The Fed prepares to moderate rate hikes

To make borrowing more expensive, the Federal Reserve has raised interest rates six times this year, including four extraordinary 0.75 point increases, to currently stand in a range of 3.75 to 4%.

“We think the stage is set for a (half point) increase this month,” said Oren Klachkin, an analyst at Oxford Economics, noting that interest rate sensitive sectors such as housing and inflation show relaxation signals.

The decision will be announced after a two-day meeting of the Fed’s Monetary Policy Committee (FOMC), which begins on Tuesday the 13th.
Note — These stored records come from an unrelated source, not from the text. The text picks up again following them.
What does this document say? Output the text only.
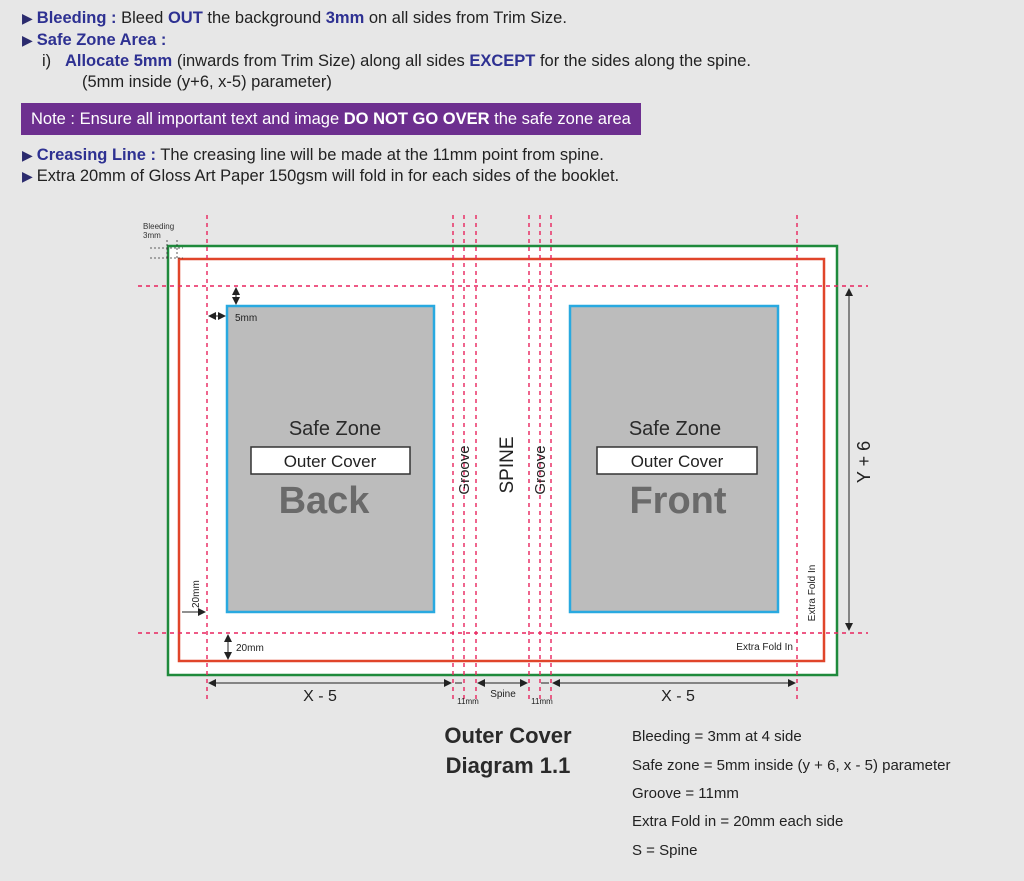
▶ Bleeding : Bleed OUT the background 3mm on all sides from Trim Size.
▶ Safe Zone Area :
i) Allocate 5mm (inwards from Trim Size) along all sides EXCEPT for the sides along the spine.
(5mm inside (y+6, x-5) parameter)
Note : Ensure all important text and image DO NOT GO OVER the safe zone area
▶ Creasing Line : The creasing line will be made at the 11mm point from spine.
▶ Extra 20mm of Gloss Art Paper 150gsm will fold in for each sides of the booklet.
Bleeding
3mm
5mm
20mm
20mm
Safe Zone
Outer Cover
Back
Safe Zone
Outer Cover
Front
Groove SPINE Groove	Y + 6
Extra Fold In
Extra Fold In
X - 5	11mm
Spine
11mm	X - 5
Outer Cover
Diagram 1.1
Bleeding = 3mm at 4 side
Safe zone = 5mm inside (y + 6, x - 5) parameter
Groove = 11mm
Extra Fold in = 20mm each side
S = Spine
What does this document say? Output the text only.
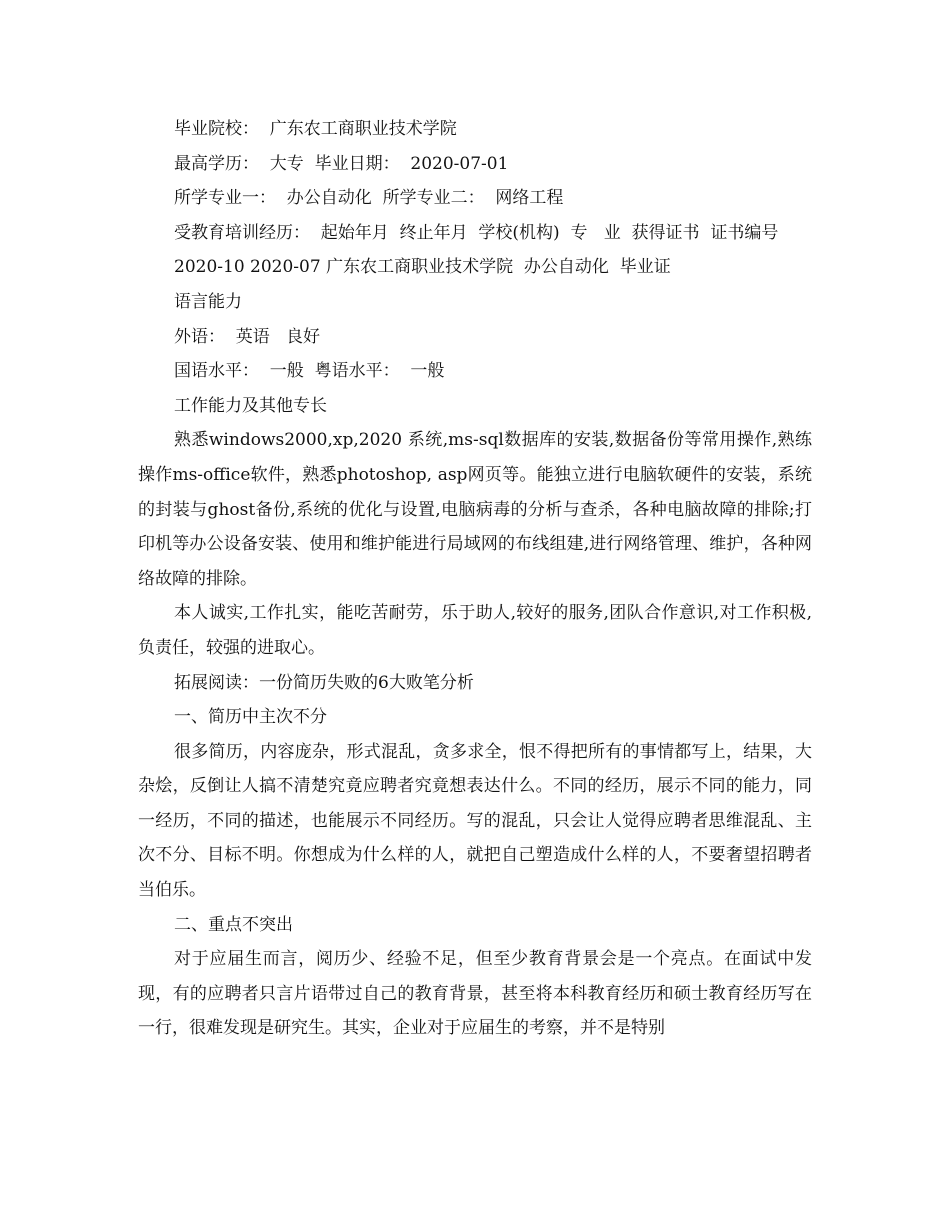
毕业院校：  广东农工商职业技术学院

最高学历：  大专  毕业日期：  2020-07-01

所学专业一：  办公自动化  所学专业二：  网络工程

受教育培训经历：  起始年月  终止年月  学校(机构)  专   业  获得证书  证书编号

2020-10 2020-07 广东农工商职业技术学院  办公自动化  毕业证

语言能力

外语：  英语   良好

国语水平：  一般  粤语水平：  一般

工作能力及其他专长

熟悉windows2000,xp,2020 系统,ms-sql数据库的安装,数据备份等常用操作,熟练操作ms-office软件，熟悉photoshop, asp网页等。能独立进行电脑软硬件的安装，系统的封装与ghost备份,系统的优化与设置,电脑病毒的分析与查杀，各种电脑故障的排除;打印机等办公设备安装、使用和维护能进行局域网的布线组建,进行网络管理、维护，各种网络故障的排除。

本人诚实,工作扎实，能吃苦耐劳，乐于助人,较好的服务,团队合作意识,对工作积极,负责任，较强的进取心。

拓展阅读：一份简历失败的6大败笔分析

一、简历中主次不分

很多简历，内容庞杂，形式混乱，贪多求全，恨不得把所有的事情都写上，结果，大杂烩，反倒让人搞不清楚究竟应聘者究竟想表达什么。不同的经历，展示不同的能力，同一经历，不同的描述，也能展示不同经历。写的混乱，只会让人觉得应聘者思维混乱、主次不分、目标不明。你想成为什么样的人，就把自己塑造成什么样的人，不要奢望招聘者当伯乐。

二、重点不突出

对于应届生而言，阅历少、经验不足，但至少教育背景会是一个亮点。在面试中发现，有的应聘者只言片语带过自己的教育背景，甚至将本科教育经历和硕士教育经历写在一行，很难发现是研究生。其实，企业对于应届生的考察，并不是特别
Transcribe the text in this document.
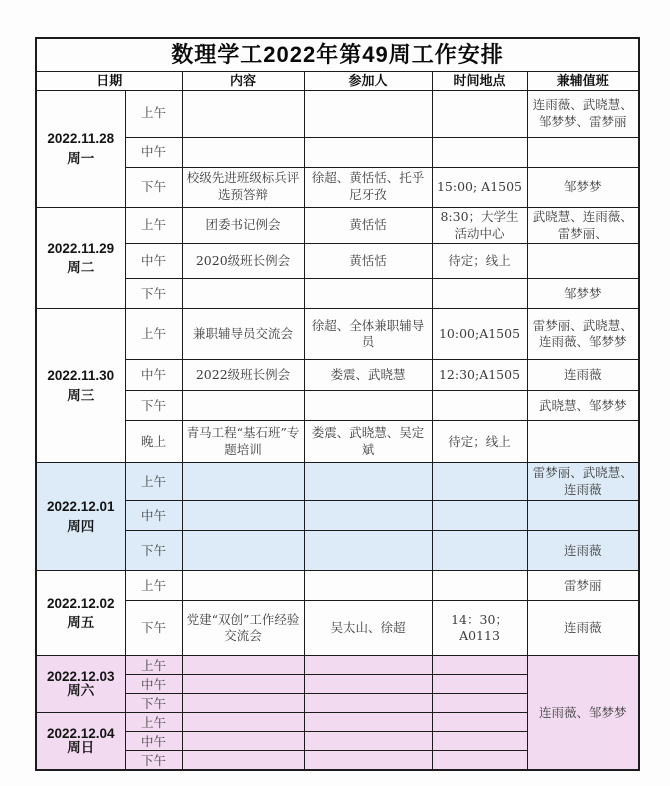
数理学工2022年第49周工作安排					
日期		内容	参加人	时间地点	兼辅值班

2022.11.28
周一	上午				连雨薇、武晓慧、邹梦梦、雷梦丽
	中午				
	下午	校级先进班级标兵评选预答辩	徐超、黄恬恬、托乎尼牙孜	15:00; A1505	邹梦梦

2022.11.29
周二	上午	团委书记例会	黄恬恬	8:30；大学生活动中心	武晓慧、连雨薇、雷梦丽、
	中午	2020级班长例会	黄恬恬	待定；线上	
	下午				邹梦梦

2022.11.30
周三	上午	兼职辅导员交流会	徐超、全体兼职辅导员	10:00;A1505	雷梦丽、武晓慧、连雨薇、邹梦梦
	中午	2022级班长例会	娄震、武晓慧	12:30;A1505	连雨薇
	下午				武晓慧、邹梦梦
	晚上	青马工程“基石班”专题培训	娄震、武晓慧、吴定斌	待定；线上	

2022.12.01
周四	上午				雷梦丽、武晓慧、连雨薇
	中午				
	下午				连雨薇

2022.12.02
周五	上午				雷梦丽
	下午	党建“双创”工作经验交流会	吴太山、徐超	14：30；A0113	连雨薇

2022.12.03
周六	上午				连雨薇、邹梦梦
	中午				
	下午				

2022.12.04
周日	上午				
	中午				
	下午				
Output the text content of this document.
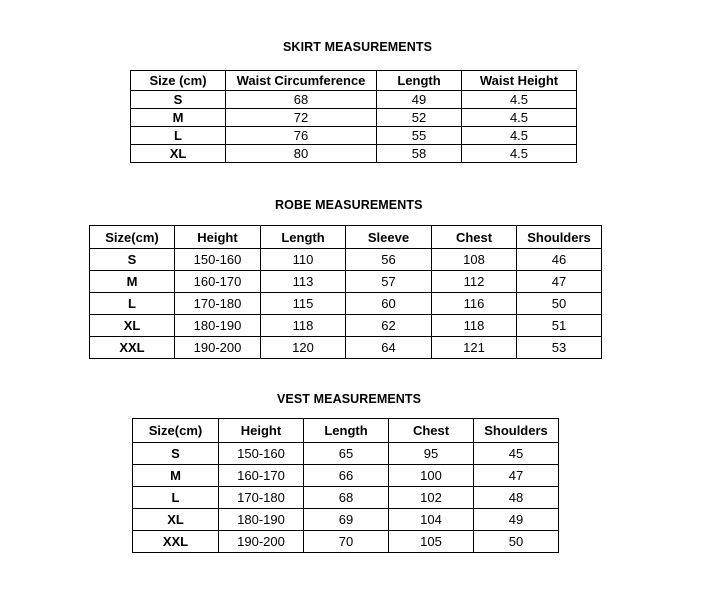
SKIRT MEASUREMENTS
Size (cm)	Waist Circumference	Length	Waist Height
S	68	49	4.5
M	72	52	4.5
L	76	55	4.5
XL	80	58	4.5
ROBE MEASUREMENTS
Size(cm)	Height	Length	Sleeve	Chest	Shoulders
S	150-160	110	56	108	46
M	160-170	113	57	112	47
L	170-180	115	60	116	50
XL	180-190	118	62	118	51
XXL	190-200	120	64	121	53
VEST MEASUREMENTS
Size(cm)	Height	Length	Chest	Shoulders
S	150-160	65	95	45
M	160-170	66	100	47
L	170-180	68	102	48
XL	180-190	69	104	49
XXL	190-200	70	105	50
Policy makers in the United States are closely watching wage growth, fearing that higher wages will add to inflationary pressures.

“The Fed’s main concern is really wage growth,” said Martin Wurm, an analyst at Moody’s Analytics.

“That doesn’t necessarily mean that (the reference rate) will keep going up forever, but it does mean that it will go up a bit and… it will stay high for the next year,” Wurm told AFP.

With a higher benchmark rate, it becomes more expensive to borrow money for major purchases, like cars and property, or to expand businesses.

“Signs of Stress”

Despite the Fed’s crackdown, US consumer inflation was 7.7% year-on-year in October, while job creation remained strong, leaving markets nervous about the central bank continue his aggressive campaign.

“The strong labor market, rising wages and robust household balance sheets…are key areas of support” for demand, said ING economist James Knightley.